While I've been given some nutritional advice, the focus at Crossfit is not about looks per se, but strength and endurance. I hadn't realized just how proud I would feel of being able to do even simple things, like situps, which were virtually impossible for my lazy ass two months ago, and now have been enhanced with machinery and a medicine ball.

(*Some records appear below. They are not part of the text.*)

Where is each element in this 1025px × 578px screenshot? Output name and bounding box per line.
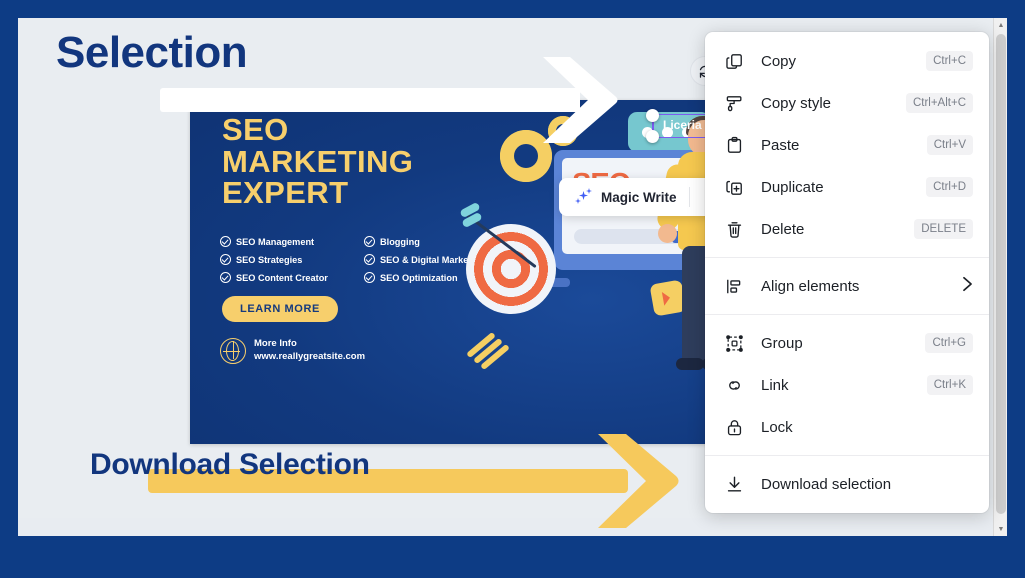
poster-feature-label: SEO Management [236, 236, 315, 247]
pencils-icon [464, 331, 510, 372]
menu-item-align-elements[interactable]: Align elements [705, 265, 989, 307]
poster-info-url: www.reallygreatsite.com [254, 351, 366, 362]
menu-separator [705, 455, 989, 456]
lock-icon [723, 416, 745, 438]
copy-icon [723, 50, 745, 72]
menu-label: Paste [761, 136, 800, 154]
vertical-scrollbar[interactable]: ▲ ▼ [993, 18, 1007, 536]
menu-shortcut: Ctrl+D [926, 177, 973, 197]
check-icon [220, 272, 231, 283]
scroll-up-arrow-icon[interactable]: ▲ [994, 18, 1007, 32]
magic-write-button[interactable]: Magic Write [565, 183, 687, 211]
menu-label: Copy style [761, 94, 832, 112]
person-hand [658, 224, 677, 243]
scroll-down-arrow-icon[interactable]: ▼ [994, 522, 1007, 536]
menu-item-lock[interactable]: Lock [705, 406, 989, 448]
poster-feature-label: SEO Strategies [236, 254, 303, 265]
link-icon [723, 374, 745, 396]
menu-label: Align elements [761, 277, 860, 295]
menu-label: Copy [761, 52, 797, 70]
menu-separator [705, 257, 989, 258]
sparkle-icon [575, 188, 593, 206]
check-icon [364, 254, 375, 265]
menu-shortcut: Ctrl+K [926, 375, 973, 395]
menu-item-download-selection[interactable]: Download selection [705, 463, 989, 505]
poster-feature-item: SEO Strategies [220, 254, 354, 265]
selected-text-value: Liceria [663, 118, 702, 132]
design-canvas-poster[interactable]: SEO MARKETING EXPERT SEO Management Blog… [190, 100, 746, 444]
menu-shortcut: Ctrl+Alt+C [905, 93, 973, 113]
menu-shortcut: Ctrl+C [926, 51, 973, 71]
poster-illustration: SEO [456, 106, 746, 444]
screenshot-root: SEO MARKETING EXPERT SEO Management Blog… [0, 0, 1025, 578]
poster-info-block: More Info www.reallygreatsite.com [220, 338, 365, 364]
menu-separator [705, 314, 989, 315]
menu-label: Group [761, 334, 803, 352]
menu-shortcut: DELETE [914, 219, 973, 239]
poster-feature-item: SEO Content Creator [220, 272, 354, 283]
menu-item-paste[interactable]: Paste Ctrl+V [705, 124, 989, 166]
duplicate-icon [723, 176, 745, 198]
menu-label: Duplicate [761, 178, 824, 196]
poster-feature-item: SEO Management [220, 236, 354, 247]
toolbar-divider [688, 187, 690, 207]
dartboard-icon [466, 224, 556, 314]
menu-label: Link [761, 376, 789, 394]
poster-title-line-2: MARKETING [222, 143, 414, 179]
chevron-right-icon [962, 276, 973, 296]
menu-label: Download selection [761, 475, 892, 493]
dart-feather-icon [459, 201, 486, 229]
annotation-bottom-label: Download Selection [90, 448, 370, 481]
menu-item-delete[interactable]: Delete DELETE [705, 208, 989, 250]
paint-roller-icon [723, 92, 745, 114]
check-icon [364, 236, 375, 247]
poster-feature-label: SEO Optimization [380, 272, 458, 283]
menu-label: Lock [761, 418, 793, 436]
menu-item-group[interactable]: Group Ctrl+G [705, 322, 989, 364]
align-icon [723, 275, 745, 297]
clipboard-icon [723, 134, 745, 156]
menu-shortcut: Ctrl+G [925, 333, 973, 353]
menu-item-copy-style[interactable]: Copy style Ctrl+Alt+C [705, 82, 989, 124]
trash-icon [723, 218, 745, 240]
context-menu[interactable]: Copy Ctrl+C Copy style Ctrl+Alt+C Paste … [705, 32, 989, 513]
check-icon [220, 254, 231, 265]
download-icon [723, 473, 745, 495]
poster-feature-label: Blogging [380, 236, 420, 247]
poster-cta-button[interactable]: LEARN MORE [222, 296, 338, 322]
globe-icon [220, 338, 246, 364]
menu-label: Delete [761, 220, 805, 238]
poster-feature-label: SEO Content Creator [236, 272, 328, 283]
check-icon [220, 236, 231, 247]
scrollbar-thumb[interactable] [996, 34, 1006, 514]
menu-item-duplicate[interactable]: Duplicate Ctrl+D [705, 166, 989, 208]
magic-write-label: Magic Write [601, 189, 677, 205]
check-icon [364, 272, 375, 283]
menu-shortcut: Ctrl+V [926, 135, 973, 155]
menu-item-link[interactable]: Link Ctrl+K [705, 364, 989, 406]
menu-item-copy[interactable]: Copy Ctrl+C [705, 40, 989, 82]
poster-title-line-3: EXPERT [222, 175, 349, 211]
person-shoe [676, 358, 704, 370]
annotation-arrow-top [160, 57, 618, 143]
poster-info-text: More Info www.reallygreatsite.com [254, 338, 365, 364]
poster-info-label: More Info [254, 338, 297, 350]
group-icon [723, 332, 745, 354]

I've been introduced to a whole new vocabulary and community, and whatever self-consciousness I may have had (and still have) about my weight, they pretty much vanish during the time I'm actually at the gym. I sweat, I scream, I pant, I complain, I have to ask for help. One trainer said that during my recently deadlift I "looked like [I was] having an existential crises." It's not pretty, and it's not meant to be. I'm forced to take note of my self-consciousness, how often I apologize, and especially how my own fears play into my ability or inability to perform certain tasks.

I still care about what the scale says, and would like it to read, oh, about 30 pounds less. But the fact is, when I weighed 116 pounds in college, I could easily fit into size 6 jeans, but I weighed so little because I was literally starving myself. I don't want to go that route again, and I find myself eating now both out of hunger and from a sense of wanting to prepare myself for the physical challenges ahead.

Seeing the numbers on the weights I'm lifting increase, feeling the exercises get easier (at least until Allison finds a way to make them more challenging!), and knowing that I'm pushing myself beyond my comfort level, are all satisfying in ways that stepping on a scale can never convey. As Allison writes of her own marathon training, "Crossing that finish line gave me a unique sense of accomplishment, one that I couldn't compare to any other thing I'd ever done."

In the past two months, I've come full circle and now toss the words "trainer," "gym," "squat," and "deadlift" around like I've been using them my whole life, and I don't plan on stopping any time soon. Who knows what new vocabulary -- and personal records -- await me?